In April 1994, Toni McLane of Yreka, Calif., was using WD-40 to quiet a squeak in a dryer when the can touched a live switch. It blew up, burning her face and arms.
WD-40's problems with exploding cans began when the company switched in the late 1970s to propane as a propellant after federal environmental laws restricted use of Freon, according to testimony by WD-40 technical director Ray Miles in one lawsuit. While Freon doesn't burn, it damages the Earth's atmosphere.
Two months ago, WD-40 changed its propellant again -- this time to far safer carbon dioxide -- after California placed new restrictions on releasing volatile compounds into the atmosphere.

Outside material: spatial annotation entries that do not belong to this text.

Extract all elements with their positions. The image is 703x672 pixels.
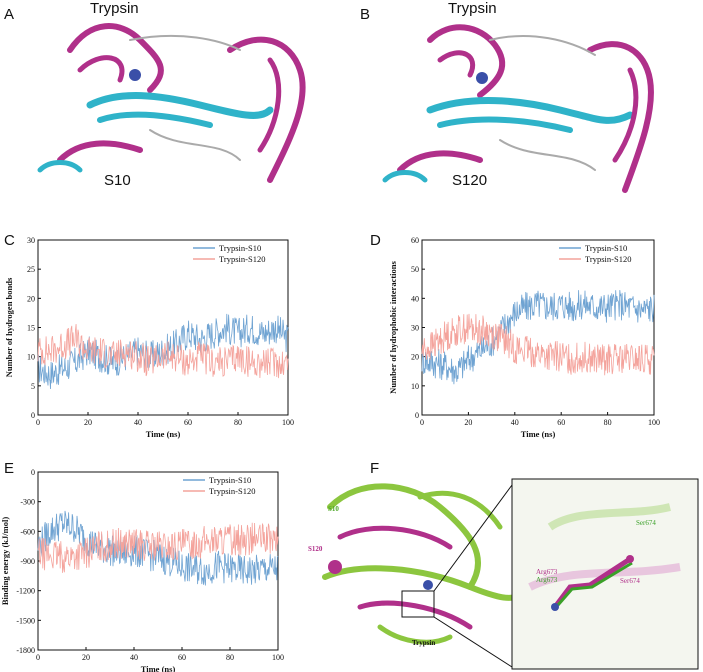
- x-tick-label: 100: [282, 418, 294, 427]
- structure-image-b: [382, 24, 654, 193]
- panel-f-ser674-green-label: Ser674: [636, 519, 656, 527]
- y-axis-label: Number of hydrogen bonds: [4, 277, 14, 377]
- panel-a-trypsin-label: Trypsin: [90, 0, 139, 17]
- y-tick-label: 0: [31, 468, 35, 477]
- x-tick-label: 20: [464, 418, 472, 427]
- y-tick-label: -1800: [16, 646, 35, 655]
- y-axis-label: Number of hydrophobic interactions: [388, 261, 398, 394]
- y-tick-label: -1200: [16, 587, 35, 596]
- structure-image-a: [37, 23, 306, 183]
- panel-f-labels: S10 S120 Trypsin Ser674 Arg673 Arg673 Se…: [308, 505, 656, 647]
- y-tick-label: 30: [411, 324, 419, 333]
- x-axis-label: Time (ns): [146, 429, 181, 439]
- series-line-2: [421, 313, 655, 376]
- x-axis-label: Time (ns): [521, 429, 556, 439]
- panel-b-trypsin-label: Trypsin: [448, 0, 497, 17]
- panel-f-ser674-magenta-label: Ser674: [620, 577, 640, 585]
- panel-letter-f: F: [370, 460, 380, 477]
- legend-label: Trypsin-S10: [209, 475, 251, 485]
- panel-f-arg673-green-label: Arg673: [536, 576, 558, 584]
- panel-f-s120-label: S120: [308, 545, 323, 553]
- y-tick-label: -1500: [16, 616, 35, 625]
- y-tick-label: 30: [27, 236, 35, 245]
- panel-letter-d: D: [370, 232, 381, 249]
- x-tick-label: 100: [648, 418, 660, 427]
- y-tick-label: -600: [20, 527, 35, 536]
- structure-image-f: [322, 478, 699, 670]
- panel-f-s10-label: S10: [328, 505, 339, 513]
- x-tick-label: 80: [234, 418, 242, 427]
- x-tick-label: 20: [82, 653, 90, 662]
- panel-b-s120-label: S120: [452, 172, 488, 189]
- y-axis-label: Binding energy (kJ/mol): [0, 517, 10, 605]
- y-tick-label: -300: [20, 498, 35, 507]
- x-tick-label: 100: [272, 653, 284, 662]
- panel-letter-b: B: [360, 6, 371, 23]
- series-line-1: [421, 290, 655, 385]
- x-tick-label: 60: [557, 418, 565, 427]
- x-tick-label: 60: [178, 653, 186, 662]
- y-tick-label: 0: [31, 411, 35, 420]
- y-tick-label: 50: [411, 265, 419, 274]
- y-tick-label: 60: [411, 236, 419, 245]
- series-line-2: [37, 522, 279, 573]
- x-tick-label: 80: [604, 418, 612, 427]
- y-tick-label: 15: [27, 324, 35, 333]
- legend-label: Trypsin-S10: [219, 243, 261, 253]
- y-tick-label: 20: [411, 353, 419, 362]
- y-tick-label: 40: [411, 294, 419, 303]
- panel-letter-c: C: [4, 232, 15, 249]
- x-tick-label: 40: [134, 418, 142, 427]
- panel-letter-e: E: [4, 460, 15, 477]
- x-tick-label: 0: [36, 418, 40, 427]
- y-tick-label: 10: [411, 382, 419, 391]
- x-axis-label: Time (ns): [141, 664, 176, 672]
- x-tick-label: 20: [84, 418, 92, 427]
- y-tick-label: 0: [415, 411, 419, 420]
- x-tick-label: 0: [420, 418, 424, 427]
- legend-label: Trypsin-S120: [219, 254, 265, 264]
- y-tick-label: 5: [31, 382, 35, 391]
- binding-energy-chart: 0 20 40 60 80 100 0 -300 -600 -900 -1200 -1500 -1800…: [0, 468, 284, 672]
- x-tick-label: 0: [36, 653, 40, 662]
- y-tick-label: 20: [27, 294, 35, 303]
- x-tick-label: 40: [130, 653, 138, 662]
- panel-f-arg673-magenta-label: Arg673: [536, 568, 558, 576]
- x-tick-label: 80: [226, 653, 234, 662]
- legend-label: Trypsin-S120: [209, 486, 255, 496]
- panel-f-trypsin-label: Trypsin: [412, 639, 435, 647]
- x-tick-label: 60: [184, 418, 192, 427]
- x-tick-label: 40: [511, 418, 519, 427]
- y-tick-label: -900: [20, 557, 35, 566]
- legend-label: Trypsin-S120: [585, 254, 631, 264]
- y-tick-label: 25: [27, 265, 35, 274]
- y-tick-label: 10: [27, 353, 35, 362]
- series-line-2: [37, 324, 289, 379]
- hydrogen-bonds-chart: 0 20 40 60 80 100 0 5 10 15 20 25 30 Time (ns) Number …: [4, 236, 294, 439]
- panel-letter-a: A: [4, 6, 15, 23]
- legend-label: Trypsin-S10: [585, 243, 627, 253]
- panel-a-s10-label: S10: [104, 172, 131, 189]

In August 1995 -- before the new state regulations took effect -- Miles said in a deposition that the company wasn't considering using other propellants because they wouldn't work. In a deposition in November, when the switch to carbon dioxide was almost completed, Miles shifted position and said WD-40 could have made the change years before.
The company also never researched coating its cans so that they wouldn't conduct electricity, executives said.
CEO Schleif defends the company's decision not to move faster in replacing propane by saying that the company depends on its suppliers and contractors for improving its technology.
"Research and development wouldn't have helped," he said. In fact, the company has no research and development budget.
WD-40 has just 145 employees, 30 of whom work in its one-story headquarters. They take 300 orders daily, buy advertising space and use a 12-foot metal vat to mix the concentrated "secret sauce" that fills a million cans weekly.
WD-40 keeps costs down by sending the concentrate to independently owned packagers, who dilute the concentrate with mineral spirits, put it in cans and add propellant.
This bare-bones approach resulted in profit margins last year of almost 30 percent of sales.
Unfortunately for WD-40's shareholders and consumers, there are millions of older cans filled with propane in circulation. It could be another two years before they're used up, CEO Schleif said.
That's why the company is seeing an "escalation in the number of lawsuits," Schleif said, which he expects "will probably continue for a year or two."